Maya Steinitz conceived and oversaw one of the most ambitious international pro bono undertakings ever by a commercial law firm, a more-than-yearlong effort to assist the Southern Sudanese in drafting federal and regional interim constitutions.
Professor Steinitz remains active in international dispute resolution, regularly serving as an arbitrator, expert, and counsel to law firms, litigation finance firms, NGOs, and the United Nations in international and domestic negotiations. In 2018, Steinitz testified before the New York Senate Standing Committee on Consumer Protection regarding consumer litigation finance, specifically bills S. 3911 and A. 8966 which aim to regulate the industry. She has also served as a member of the ICC Commission on Arbitration and on the inaugural bench of the Israeli-Palestinian ICC Jerusalem Arbitration Center.
In addition to her private practice, Steinitz has made several scholarly contributions to the fields of international arbitration, transnational litigation, dispute resolution, and law firm finance, with articles featured in leading law reviews and law journals published by Yale Law School, Harvard Law School, Stanford Law School, University of Pennsylvania Law School, University of Minnesota Law School, Vanderbilt Law School, Oxford University, Notre Dame Law School, and others. In 2019, she published The Case for an International Court of Civil Justice (Cambridge University Press) which covers cross-border mass tort litigation, and has been called a “must-read” by the American Journal of International Law. Her next monograph, Litigation Finance, Law Firm Ownership & the Future of the Legal Profession has been accepted for publication by Cambridge University Press.
Professor Steinitz has also been interviewed and cited by several global news outlets, including CBS 60 Minutes, New York Times, Washington Post, Wall Street Journal, NBC, NPR, The Atlantic, Chicago Tribune, Reuters, Bloomberg, Wired, The American Lawyer, and Ha’aretz.

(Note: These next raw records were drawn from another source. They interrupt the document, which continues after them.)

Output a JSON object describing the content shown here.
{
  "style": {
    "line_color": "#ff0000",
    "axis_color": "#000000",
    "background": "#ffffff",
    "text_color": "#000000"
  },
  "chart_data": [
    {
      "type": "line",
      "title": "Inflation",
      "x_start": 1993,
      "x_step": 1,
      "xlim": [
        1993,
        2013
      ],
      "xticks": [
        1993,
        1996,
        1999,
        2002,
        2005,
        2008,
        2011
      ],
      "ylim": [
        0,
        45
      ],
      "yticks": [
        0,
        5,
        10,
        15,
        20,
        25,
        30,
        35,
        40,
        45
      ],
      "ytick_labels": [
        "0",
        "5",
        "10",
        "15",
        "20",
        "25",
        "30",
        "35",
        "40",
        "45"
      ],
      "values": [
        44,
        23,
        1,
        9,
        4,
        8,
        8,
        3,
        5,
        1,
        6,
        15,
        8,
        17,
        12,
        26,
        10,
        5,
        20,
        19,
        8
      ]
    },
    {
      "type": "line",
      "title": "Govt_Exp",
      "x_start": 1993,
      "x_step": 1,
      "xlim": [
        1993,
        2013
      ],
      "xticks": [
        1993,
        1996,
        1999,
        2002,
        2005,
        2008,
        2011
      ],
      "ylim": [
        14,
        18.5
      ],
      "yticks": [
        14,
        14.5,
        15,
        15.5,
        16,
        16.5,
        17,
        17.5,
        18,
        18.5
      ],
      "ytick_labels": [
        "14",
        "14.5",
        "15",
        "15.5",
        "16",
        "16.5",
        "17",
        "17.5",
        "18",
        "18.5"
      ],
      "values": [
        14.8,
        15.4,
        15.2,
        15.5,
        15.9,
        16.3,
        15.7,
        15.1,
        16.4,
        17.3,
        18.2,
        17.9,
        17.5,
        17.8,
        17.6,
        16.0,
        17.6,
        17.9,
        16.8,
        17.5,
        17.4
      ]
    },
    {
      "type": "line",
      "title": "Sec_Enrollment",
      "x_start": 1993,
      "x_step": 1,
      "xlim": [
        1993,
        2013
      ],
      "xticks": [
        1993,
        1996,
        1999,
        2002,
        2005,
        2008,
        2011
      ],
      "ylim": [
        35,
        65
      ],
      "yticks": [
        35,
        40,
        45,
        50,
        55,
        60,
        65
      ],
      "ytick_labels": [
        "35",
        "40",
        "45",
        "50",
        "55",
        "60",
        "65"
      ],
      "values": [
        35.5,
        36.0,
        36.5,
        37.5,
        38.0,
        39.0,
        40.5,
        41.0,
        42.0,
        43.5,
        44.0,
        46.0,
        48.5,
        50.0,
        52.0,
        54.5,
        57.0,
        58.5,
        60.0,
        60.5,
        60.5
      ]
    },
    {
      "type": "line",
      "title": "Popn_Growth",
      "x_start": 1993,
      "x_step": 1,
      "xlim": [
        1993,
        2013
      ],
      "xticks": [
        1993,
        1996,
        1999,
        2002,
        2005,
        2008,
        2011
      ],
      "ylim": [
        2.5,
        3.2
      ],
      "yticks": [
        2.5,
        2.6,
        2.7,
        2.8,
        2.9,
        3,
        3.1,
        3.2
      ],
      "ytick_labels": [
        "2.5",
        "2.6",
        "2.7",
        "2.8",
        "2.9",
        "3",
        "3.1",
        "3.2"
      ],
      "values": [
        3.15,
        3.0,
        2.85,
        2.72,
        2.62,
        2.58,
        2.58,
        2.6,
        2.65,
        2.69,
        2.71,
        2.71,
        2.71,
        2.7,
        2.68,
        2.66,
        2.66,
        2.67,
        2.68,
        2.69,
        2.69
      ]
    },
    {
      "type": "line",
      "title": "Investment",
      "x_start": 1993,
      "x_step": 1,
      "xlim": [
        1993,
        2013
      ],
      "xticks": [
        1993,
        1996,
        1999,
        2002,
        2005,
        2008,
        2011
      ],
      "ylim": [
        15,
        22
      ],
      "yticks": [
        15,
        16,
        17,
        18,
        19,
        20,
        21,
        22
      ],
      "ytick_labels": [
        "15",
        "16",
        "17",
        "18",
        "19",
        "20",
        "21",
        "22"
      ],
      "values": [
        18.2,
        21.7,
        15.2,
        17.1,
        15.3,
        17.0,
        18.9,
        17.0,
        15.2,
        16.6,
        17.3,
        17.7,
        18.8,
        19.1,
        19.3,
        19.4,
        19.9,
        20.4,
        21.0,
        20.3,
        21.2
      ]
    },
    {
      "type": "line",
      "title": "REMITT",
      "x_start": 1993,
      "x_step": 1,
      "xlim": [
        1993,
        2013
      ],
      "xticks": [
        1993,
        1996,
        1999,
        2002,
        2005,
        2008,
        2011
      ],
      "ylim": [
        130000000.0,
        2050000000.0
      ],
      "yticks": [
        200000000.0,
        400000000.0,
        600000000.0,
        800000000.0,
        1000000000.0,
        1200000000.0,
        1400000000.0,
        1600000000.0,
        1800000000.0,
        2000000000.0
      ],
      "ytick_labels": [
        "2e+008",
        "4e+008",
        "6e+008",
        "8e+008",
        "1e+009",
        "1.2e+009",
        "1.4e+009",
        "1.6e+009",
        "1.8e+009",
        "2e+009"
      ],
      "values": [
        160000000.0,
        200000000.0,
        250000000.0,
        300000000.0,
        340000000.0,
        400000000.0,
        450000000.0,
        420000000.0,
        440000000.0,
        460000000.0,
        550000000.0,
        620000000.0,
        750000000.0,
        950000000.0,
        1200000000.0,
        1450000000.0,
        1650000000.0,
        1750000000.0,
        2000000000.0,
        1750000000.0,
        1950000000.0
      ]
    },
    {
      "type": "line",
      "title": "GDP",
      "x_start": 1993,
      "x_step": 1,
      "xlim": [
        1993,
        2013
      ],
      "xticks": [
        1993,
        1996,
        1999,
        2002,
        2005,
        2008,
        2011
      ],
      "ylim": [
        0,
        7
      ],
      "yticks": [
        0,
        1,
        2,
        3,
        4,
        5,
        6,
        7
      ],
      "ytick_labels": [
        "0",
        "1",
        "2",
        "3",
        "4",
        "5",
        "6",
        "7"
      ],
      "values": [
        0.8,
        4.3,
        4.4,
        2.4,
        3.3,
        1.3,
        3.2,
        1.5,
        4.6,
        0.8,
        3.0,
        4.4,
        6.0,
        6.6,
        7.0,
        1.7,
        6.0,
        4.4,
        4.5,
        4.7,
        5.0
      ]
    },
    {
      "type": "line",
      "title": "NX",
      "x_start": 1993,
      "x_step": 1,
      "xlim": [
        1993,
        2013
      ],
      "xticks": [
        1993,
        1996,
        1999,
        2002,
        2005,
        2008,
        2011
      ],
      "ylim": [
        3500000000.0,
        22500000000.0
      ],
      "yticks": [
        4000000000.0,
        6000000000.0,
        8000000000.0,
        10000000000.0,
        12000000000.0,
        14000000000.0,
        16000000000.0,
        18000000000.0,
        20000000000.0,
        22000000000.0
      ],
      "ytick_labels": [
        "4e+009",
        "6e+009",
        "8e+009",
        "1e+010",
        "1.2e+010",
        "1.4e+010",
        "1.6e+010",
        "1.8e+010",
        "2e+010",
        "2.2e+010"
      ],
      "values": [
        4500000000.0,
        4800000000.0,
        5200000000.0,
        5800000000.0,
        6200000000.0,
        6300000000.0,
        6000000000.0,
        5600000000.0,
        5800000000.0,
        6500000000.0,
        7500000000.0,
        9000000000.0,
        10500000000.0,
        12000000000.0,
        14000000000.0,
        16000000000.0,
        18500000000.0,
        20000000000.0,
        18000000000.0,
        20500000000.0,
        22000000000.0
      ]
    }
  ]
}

As she embraces the start of the fall semester at BU Law, Professor Steinitz hopes “to continue producing meaningful scholarship that speaks to broad audiences both within and outside of academia, to be the best teacher [she] can be, and to engage with others in the BU Law community as we go through transformative times for higher education.”
Professor Steinitz earned both an LLM and JSD in international law from New York University School of Law, as well as an LLB from the Hebrew University of Jerusalem. Outside of her legal work, Professor Steinitz likes to practice yoga, read, and watch films. She also enjoys cooking and baking, and of course, eating what she cooks and bakes.